Al riguardo le ultime Leggi di stabilità hanno accordato ai bonus e ai premi una tassazione agevolata del 10% con un massimale annuo di euro 3.000 lordi per i dipendenti aventi un reddito non superiore a 80.000 euro; la L. 208/2015 consente ora ai dipendenti di convertire i bonus monetari in servizi di welfare ottenendo così la totale detassazione e decontribuzione. Per ottenere tale beneficio è tuttavia indispensabile stipulare specifici accordi sindacali direttamente in azienda ovvero, per le aziende prive di rappresentanze sindacali, stipulare accordi territoriali con le articolazioni locali delle associazioni sindacali comparativamente più rappresentative, ovvero aderire ad accordi quadro regionali per la detassazione dei premi di produttività. In particolare si segnalano per la Lombardia, l’Accordo Quadro Territoriale stipulato da Assolombarda con Cgil, Cil e Uil in data 18.7.2017 e l’accordo Confcommercio Lombardia con Cgil, Cisl e Uil Lombardia del 29.11.2016. L’adesione agli Accordi Quadro può agevolmente avvenire mediante la compilazione di un modello ove vengono specificate le caratteristiche del premio. L’accordo deve essere poi depositato telematicamente presso l’Ispettorato Territoriale del lavoro competente entro 30 giorni dalla sottoscrizione.

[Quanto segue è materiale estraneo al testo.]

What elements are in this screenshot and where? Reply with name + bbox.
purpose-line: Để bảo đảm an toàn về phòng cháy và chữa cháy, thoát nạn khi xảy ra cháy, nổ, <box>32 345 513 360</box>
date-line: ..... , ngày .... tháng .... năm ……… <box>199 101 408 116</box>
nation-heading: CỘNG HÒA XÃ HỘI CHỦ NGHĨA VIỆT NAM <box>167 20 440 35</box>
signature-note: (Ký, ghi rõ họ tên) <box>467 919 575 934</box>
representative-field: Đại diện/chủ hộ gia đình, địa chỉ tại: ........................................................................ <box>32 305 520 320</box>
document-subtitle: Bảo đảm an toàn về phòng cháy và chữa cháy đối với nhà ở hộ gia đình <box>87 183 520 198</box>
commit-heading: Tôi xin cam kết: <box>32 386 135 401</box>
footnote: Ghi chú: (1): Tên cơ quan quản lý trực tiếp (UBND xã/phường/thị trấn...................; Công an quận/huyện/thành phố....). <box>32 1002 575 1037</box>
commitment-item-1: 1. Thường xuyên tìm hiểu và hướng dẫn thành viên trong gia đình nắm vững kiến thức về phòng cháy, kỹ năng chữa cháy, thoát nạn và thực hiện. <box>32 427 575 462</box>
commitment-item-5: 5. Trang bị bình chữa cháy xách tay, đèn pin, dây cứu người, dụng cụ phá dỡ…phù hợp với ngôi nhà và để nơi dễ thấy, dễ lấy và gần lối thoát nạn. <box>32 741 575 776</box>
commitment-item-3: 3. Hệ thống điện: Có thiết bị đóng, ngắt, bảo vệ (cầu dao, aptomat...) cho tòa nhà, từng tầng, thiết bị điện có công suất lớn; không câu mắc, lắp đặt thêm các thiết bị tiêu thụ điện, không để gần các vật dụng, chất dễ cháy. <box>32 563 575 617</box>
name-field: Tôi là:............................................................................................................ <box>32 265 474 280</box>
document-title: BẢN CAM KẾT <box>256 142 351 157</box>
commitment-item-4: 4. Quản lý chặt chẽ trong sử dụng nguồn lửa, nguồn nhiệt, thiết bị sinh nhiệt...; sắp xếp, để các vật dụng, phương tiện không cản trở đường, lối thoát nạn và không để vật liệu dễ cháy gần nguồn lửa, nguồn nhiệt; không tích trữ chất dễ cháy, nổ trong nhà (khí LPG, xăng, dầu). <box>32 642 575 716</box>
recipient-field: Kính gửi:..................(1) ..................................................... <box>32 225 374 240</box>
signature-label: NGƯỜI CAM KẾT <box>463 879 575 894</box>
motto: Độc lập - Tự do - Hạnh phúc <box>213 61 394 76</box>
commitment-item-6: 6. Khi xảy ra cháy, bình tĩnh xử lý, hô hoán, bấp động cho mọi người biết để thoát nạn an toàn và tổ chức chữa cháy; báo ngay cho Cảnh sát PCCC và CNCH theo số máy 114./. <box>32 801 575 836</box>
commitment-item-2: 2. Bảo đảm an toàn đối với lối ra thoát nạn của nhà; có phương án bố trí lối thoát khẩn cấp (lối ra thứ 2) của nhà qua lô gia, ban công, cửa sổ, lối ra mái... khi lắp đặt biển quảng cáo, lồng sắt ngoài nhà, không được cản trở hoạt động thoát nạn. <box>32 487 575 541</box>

L’auspicio è che il welfare aziendale si estenda sempre di più, anche con l’apporto propulsivo delle Organizzazioni sindacali e dei consulenti specializzati, in particolare nelle piccole e medie imprese che costituiscono la parte maggiore del sistema economico produttivo del nostro Paese. Sono infatti numerosi i vantaggi che ne derivano, da un lato per l’ottimizzazione fiscale e contributiva delle retribuzioni, e dall’altro per la costruzione di un ambiente di lavoro collaborativo che sappia valorizzare e fidelizzare il capitale umano, fattore primario e determinante per la crescita e la competitività delle persone e delle aziende.
Vi sono poi numerose ricerche (si veda da ultimo il Rapporto 2017 Welfare Index Pmi) che dimostrano che le somme messe a disposizione dalle aziende per gli asili, le scuole, la salute e il benessere sono più apprezzate dai lavoratori persino rispetto al corrispettivo lordo in denaro.